The other day I wrote a piece attacking the Lottery for cynically targeting our state’s youth: “Lottery’s new market: hooking teens.” The basis for my criticism was an official document I downloaded from the Office of Financial Management’s web site entitled, “Washington Lottery Business Plan, 2005-2007 Biennium,” which described teens as “the players of the future” and designated 18-20 year-olds as part of “a key market the lottery intends to pursue.”
So how did the Lottery respond to the revelation that the primary focus of their marketing plan is promoting teen gambling? Did they issue an apology or an explanation, or a promise to at least study and reconsider their objectives?
No… apparently, all they did was remove the offending document from the OFM web site.
This morning I received an email from a journalist informing me that the link I provided no longer worked, and sure enough, the document is gone.
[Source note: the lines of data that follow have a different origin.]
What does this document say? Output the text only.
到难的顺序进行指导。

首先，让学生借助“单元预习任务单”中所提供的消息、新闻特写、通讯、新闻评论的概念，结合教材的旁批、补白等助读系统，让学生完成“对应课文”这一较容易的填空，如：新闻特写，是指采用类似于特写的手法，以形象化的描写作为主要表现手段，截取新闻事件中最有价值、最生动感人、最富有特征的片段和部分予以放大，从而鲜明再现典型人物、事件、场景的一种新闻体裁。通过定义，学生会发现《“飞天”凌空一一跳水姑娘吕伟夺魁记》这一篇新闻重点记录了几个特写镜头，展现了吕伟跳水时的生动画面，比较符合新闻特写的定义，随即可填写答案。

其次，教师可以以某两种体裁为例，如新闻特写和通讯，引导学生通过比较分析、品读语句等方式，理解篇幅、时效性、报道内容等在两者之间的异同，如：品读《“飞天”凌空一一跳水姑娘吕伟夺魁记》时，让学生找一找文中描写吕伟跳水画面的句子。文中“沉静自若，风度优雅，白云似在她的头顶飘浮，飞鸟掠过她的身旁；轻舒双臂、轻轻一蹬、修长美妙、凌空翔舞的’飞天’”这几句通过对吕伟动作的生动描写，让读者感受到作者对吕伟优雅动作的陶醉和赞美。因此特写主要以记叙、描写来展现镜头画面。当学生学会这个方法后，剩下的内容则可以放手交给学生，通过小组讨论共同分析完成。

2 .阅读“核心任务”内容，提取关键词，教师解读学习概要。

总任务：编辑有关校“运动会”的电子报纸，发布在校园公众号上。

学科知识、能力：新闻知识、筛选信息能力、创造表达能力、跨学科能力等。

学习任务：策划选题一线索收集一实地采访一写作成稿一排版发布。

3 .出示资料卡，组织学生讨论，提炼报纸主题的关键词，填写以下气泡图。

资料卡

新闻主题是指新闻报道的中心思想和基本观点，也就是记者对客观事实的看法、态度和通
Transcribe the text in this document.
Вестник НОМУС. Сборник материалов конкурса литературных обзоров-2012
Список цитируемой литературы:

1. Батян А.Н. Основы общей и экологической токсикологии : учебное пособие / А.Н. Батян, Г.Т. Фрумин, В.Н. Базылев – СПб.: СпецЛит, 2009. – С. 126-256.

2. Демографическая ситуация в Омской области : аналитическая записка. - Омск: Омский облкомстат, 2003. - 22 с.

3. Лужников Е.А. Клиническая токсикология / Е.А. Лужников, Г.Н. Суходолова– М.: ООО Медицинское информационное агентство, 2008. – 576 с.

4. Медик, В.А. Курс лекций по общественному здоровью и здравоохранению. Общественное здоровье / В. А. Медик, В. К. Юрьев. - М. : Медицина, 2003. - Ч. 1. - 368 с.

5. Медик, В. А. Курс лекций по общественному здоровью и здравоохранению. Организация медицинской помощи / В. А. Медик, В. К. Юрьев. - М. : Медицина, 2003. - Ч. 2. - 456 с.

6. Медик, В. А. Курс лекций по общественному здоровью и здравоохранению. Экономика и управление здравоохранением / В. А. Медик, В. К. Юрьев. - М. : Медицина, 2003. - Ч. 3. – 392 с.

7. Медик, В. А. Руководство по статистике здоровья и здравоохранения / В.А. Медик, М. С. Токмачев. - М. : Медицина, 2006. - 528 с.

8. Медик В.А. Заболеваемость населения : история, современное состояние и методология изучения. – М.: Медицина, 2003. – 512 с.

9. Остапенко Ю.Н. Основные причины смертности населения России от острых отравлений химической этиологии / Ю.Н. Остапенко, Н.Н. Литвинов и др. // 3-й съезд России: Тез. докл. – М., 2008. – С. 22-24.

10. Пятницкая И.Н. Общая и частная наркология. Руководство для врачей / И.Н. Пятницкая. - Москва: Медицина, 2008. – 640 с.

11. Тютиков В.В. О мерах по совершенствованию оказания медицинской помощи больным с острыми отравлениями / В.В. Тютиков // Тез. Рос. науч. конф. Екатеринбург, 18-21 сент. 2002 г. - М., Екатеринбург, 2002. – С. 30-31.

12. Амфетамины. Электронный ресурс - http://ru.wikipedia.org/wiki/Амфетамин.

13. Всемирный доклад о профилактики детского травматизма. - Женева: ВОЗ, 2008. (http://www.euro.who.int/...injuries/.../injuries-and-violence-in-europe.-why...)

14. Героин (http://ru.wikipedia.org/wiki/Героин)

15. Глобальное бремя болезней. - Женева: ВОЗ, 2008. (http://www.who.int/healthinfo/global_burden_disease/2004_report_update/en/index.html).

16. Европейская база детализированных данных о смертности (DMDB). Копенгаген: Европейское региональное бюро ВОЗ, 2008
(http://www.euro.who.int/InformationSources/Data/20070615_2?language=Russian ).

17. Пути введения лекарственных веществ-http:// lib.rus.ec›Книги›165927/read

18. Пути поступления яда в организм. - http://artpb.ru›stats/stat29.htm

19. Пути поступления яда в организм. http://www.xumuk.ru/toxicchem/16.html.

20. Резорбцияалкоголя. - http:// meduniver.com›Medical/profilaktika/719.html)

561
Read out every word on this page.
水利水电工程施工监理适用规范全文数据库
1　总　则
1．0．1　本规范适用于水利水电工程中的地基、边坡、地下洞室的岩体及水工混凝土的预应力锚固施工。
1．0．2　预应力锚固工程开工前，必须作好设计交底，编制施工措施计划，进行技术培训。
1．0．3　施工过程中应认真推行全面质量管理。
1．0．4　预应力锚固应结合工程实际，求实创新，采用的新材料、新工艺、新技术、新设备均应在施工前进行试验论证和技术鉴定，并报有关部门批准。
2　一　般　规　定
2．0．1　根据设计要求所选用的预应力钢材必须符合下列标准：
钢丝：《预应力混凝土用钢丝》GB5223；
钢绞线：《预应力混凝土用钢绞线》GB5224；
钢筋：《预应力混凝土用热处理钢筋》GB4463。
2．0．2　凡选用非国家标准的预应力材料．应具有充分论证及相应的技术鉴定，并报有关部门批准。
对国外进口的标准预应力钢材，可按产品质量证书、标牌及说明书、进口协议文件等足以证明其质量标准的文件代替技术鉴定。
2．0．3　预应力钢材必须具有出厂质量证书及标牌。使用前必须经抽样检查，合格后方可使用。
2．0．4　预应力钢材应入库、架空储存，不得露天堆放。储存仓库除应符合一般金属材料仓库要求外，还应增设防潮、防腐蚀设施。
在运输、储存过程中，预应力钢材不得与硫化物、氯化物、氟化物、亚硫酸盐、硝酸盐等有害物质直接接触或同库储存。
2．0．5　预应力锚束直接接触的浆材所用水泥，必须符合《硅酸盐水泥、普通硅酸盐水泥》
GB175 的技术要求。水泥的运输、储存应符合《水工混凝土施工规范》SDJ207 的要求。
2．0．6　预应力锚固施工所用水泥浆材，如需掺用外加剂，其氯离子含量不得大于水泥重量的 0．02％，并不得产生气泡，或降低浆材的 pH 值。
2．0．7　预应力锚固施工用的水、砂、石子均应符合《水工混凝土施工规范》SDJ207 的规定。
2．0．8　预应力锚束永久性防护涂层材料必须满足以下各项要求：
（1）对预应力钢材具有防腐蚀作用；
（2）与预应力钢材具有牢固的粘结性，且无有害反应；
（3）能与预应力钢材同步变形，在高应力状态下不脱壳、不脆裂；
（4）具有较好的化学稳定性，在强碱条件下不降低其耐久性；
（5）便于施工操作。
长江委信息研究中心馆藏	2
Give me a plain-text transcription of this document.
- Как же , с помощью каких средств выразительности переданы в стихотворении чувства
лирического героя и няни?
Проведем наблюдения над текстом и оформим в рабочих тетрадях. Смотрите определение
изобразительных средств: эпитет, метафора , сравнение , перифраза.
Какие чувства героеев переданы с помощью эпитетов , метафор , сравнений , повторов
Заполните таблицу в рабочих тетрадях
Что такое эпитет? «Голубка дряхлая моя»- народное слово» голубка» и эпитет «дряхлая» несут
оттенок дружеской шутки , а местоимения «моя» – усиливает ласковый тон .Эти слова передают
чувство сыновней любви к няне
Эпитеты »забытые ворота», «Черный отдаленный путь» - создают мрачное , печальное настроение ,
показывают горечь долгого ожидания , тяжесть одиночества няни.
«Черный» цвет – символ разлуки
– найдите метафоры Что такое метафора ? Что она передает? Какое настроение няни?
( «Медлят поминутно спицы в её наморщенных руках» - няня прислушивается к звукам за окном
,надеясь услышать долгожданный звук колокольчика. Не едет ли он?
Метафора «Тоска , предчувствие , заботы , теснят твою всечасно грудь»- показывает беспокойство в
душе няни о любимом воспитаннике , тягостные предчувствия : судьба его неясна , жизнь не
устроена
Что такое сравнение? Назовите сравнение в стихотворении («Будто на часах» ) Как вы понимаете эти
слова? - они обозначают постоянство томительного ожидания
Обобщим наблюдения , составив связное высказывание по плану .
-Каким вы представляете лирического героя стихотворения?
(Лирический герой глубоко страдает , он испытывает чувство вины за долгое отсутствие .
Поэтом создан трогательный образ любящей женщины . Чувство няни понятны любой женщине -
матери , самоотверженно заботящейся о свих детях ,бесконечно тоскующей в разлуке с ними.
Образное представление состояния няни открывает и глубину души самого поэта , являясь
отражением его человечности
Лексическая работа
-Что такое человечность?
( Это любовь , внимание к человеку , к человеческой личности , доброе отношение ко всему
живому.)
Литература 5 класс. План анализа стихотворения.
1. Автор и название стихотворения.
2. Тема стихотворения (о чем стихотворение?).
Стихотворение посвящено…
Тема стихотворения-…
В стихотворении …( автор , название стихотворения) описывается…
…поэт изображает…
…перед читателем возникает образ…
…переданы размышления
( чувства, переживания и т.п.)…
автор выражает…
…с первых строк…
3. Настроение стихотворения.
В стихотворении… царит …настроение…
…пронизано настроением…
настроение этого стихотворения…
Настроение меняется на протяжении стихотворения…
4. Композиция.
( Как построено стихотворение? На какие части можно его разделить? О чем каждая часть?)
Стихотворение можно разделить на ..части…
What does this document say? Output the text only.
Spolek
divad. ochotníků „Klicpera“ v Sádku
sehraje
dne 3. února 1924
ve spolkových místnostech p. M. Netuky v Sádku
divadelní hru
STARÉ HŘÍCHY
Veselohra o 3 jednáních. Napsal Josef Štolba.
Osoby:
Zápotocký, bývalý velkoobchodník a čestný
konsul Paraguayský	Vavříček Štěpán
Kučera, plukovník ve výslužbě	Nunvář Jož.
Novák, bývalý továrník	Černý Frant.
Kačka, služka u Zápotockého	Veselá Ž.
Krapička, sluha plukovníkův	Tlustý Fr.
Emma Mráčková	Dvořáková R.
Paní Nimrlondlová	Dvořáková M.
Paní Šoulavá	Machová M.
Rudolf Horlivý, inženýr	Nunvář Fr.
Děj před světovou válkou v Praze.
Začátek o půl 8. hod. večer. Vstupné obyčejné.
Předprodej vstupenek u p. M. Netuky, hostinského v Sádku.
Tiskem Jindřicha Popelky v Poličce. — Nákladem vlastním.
I’ve since uploaded a copy to my own server and updated the link — you can download a copy here — but a fingerprint of the missing document can still be found on Google.
Search on a quote from the document — such as “this age group represents the players of the future” — and you find a broken link to the document, plus a cached HTML translation, courtesy of Google.
No doubt the Lottery was embarrassed to have this document publicly scrutinized, knowing what they know about the risks of teen gambling addiction. As I wrote the other day:
The Lottery’s own 1998 study revealed that as much as 18 percent of the state’s problem gamblers are under the age of 18, and that instant lottery tickets often serve as a gateway activity to more serious gambling. The study also corroborates other studies that show that at risk and addicted teen gamblers have a significantly higher rate of alcohol, tobacco, marijuana and other addictions.
The Business Plan had resided in a directory labeled “strategic,” and apparently it was just too strategic to share with members of the Legislature who are considering raising the gambling age to 21. Companion bills recently passed out of committee in both houses, but were weakened to exempt the Lottery.
Yet I wonder… if the full membership truly understood the Lottery’s marketing strategy — which now includes hiding such strategy from legislators — if they might not vote to raise the age on lottery tickets as well?
I suppose that might explain this mysterious, disappearing document.